In the case of Sekula v. State Teachers’ Retirement Board, a teacher appealed a decision by the Teacher’s retirement board when it denied his request to purchase retirement credits while he was suspended from teaching. A court’s review of the board’s decision is limited, because the board is an administration. The court may only decide whether the board acted unreasonably, illegally or in abuse of its discretion. In light of these circumstances, the court must confirm the agency board’s decision.

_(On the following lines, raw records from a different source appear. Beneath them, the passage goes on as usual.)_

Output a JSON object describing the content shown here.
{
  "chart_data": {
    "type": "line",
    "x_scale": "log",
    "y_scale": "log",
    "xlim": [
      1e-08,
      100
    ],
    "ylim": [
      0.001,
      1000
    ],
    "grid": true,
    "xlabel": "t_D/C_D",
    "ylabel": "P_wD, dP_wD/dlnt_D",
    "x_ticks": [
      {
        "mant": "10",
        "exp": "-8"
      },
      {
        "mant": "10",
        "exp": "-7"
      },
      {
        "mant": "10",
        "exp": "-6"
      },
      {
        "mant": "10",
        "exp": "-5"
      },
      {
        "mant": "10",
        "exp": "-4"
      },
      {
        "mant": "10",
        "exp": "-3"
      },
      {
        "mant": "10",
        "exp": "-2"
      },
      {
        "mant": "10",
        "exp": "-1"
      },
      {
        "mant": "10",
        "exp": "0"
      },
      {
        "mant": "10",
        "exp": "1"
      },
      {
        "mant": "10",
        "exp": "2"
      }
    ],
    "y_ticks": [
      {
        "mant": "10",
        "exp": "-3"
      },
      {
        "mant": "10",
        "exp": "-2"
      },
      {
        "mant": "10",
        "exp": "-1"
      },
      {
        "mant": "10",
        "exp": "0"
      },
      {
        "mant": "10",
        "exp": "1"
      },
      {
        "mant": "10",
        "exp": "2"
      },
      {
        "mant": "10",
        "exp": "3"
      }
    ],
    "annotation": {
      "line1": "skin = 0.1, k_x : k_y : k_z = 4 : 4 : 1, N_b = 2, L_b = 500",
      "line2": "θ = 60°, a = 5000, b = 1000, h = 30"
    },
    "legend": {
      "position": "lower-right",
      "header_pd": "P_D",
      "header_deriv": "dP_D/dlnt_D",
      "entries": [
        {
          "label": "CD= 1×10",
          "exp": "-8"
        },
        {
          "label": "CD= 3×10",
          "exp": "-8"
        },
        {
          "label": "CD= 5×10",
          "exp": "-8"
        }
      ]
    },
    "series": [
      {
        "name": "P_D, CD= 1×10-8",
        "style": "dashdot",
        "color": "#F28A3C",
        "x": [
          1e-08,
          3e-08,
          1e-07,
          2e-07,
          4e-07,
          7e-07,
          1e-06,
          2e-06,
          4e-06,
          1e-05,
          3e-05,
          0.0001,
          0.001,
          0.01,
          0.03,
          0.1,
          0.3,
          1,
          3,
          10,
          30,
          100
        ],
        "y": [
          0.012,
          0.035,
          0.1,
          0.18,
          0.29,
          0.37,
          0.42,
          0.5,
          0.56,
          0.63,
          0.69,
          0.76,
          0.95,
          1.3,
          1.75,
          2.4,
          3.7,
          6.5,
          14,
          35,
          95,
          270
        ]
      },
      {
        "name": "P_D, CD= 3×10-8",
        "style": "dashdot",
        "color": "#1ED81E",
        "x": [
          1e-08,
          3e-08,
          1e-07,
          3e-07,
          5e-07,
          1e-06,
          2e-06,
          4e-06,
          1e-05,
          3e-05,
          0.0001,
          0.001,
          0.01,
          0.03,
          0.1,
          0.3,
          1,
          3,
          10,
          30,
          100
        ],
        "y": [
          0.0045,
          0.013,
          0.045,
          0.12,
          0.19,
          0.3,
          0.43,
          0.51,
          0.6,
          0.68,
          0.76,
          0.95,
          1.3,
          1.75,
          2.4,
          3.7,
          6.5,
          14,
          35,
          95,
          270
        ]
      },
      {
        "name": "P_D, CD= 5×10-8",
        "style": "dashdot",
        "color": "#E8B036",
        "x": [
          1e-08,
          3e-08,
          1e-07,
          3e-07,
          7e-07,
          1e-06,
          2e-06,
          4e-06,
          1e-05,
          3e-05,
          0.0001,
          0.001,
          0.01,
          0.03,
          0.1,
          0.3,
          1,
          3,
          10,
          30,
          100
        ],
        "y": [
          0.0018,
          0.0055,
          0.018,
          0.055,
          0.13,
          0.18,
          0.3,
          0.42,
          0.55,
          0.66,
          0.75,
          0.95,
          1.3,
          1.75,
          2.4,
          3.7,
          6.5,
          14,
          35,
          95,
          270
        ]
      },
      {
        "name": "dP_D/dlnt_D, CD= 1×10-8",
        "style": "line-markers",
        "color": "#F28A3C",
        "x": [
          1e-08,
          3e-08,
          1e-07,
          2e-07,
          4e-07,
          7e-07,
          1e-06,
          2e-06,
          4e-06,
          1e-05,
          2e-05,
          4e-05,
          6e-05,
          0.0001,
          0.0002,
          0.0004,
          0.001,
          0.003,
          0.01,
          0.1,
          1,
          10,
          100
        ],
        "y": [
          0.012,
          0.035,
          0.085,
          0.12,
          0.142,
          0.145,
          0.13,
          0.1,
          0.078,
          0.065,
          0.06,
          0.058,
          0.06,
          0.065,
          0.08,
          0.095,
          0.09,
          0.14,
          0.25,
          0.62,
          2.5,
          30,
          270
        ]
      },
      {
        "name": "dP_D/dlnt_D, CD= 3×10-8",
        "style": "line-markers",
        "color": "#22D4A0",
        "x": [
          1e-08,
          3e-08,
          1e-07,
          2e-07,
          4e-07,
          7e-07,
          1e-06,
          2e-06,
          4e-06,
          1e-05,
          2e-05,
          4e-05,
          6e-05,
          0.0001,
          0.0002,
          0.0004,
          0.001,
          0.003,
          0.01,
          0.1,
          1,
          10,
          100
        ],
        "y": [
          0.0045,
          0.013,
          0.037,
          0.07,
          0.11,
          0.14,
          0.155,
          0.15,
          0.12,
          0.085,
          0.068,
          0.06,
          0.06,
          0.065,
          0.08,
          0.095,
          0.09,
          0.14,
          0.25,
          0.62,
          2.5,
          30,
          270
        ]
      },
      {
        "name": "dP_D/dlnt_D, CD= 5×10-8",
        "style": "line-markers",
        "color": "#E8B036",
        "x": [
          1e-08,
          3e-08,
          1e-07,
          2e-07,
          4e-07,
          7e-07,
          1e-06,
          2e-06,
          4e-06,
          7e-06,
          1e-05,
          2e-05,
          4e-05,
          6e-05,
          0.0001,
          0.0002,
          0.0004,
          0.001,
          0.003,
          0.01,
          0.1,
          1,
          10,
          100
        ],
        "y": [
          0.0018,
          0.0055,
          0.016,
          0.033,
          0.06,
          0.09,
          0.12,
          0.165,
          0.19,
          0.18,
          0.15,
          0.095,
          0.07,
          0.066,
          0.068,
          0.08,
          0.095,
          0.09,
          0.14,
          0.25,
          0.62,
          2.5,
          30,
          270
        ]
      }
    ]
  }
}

The teacher had been accused of misappropriating some computer equipment belonging to the town. The superintendent of schools requested a municipality’s board of education to consider terminating the teacher’s contract of employment. The teacher and the board of education entered into a settlement agreement. The agreement provided that the teacher was not to receive any seniority or service credit for his employment for a specified school year due to a disciplinary suspension. The teacher attempted to make contributions to the Teachers’ Retirement System and claimed that he was on a “formal leave of absence” as provided by the agency’s rules. The administrator of the system refused to accept the contributions. The teacher claimed that he had wrongfully been deprived of retirement credits.
Based on the evidence in the record and the applicable law and regulations, the court could not conclude that the Board acted arbitrarily or abused its discretion in determining that the teacher’s disciplinary suspension did not constitute a “formal leave of absence” within the meaning of the Teachers’ Retirement Statutes. The teacher had been put on leave for misconduct. There was no other evidence to indicate that the board should have found this “leave” to not be formal. Rather, all events relating to his dismissal proved to the contrary.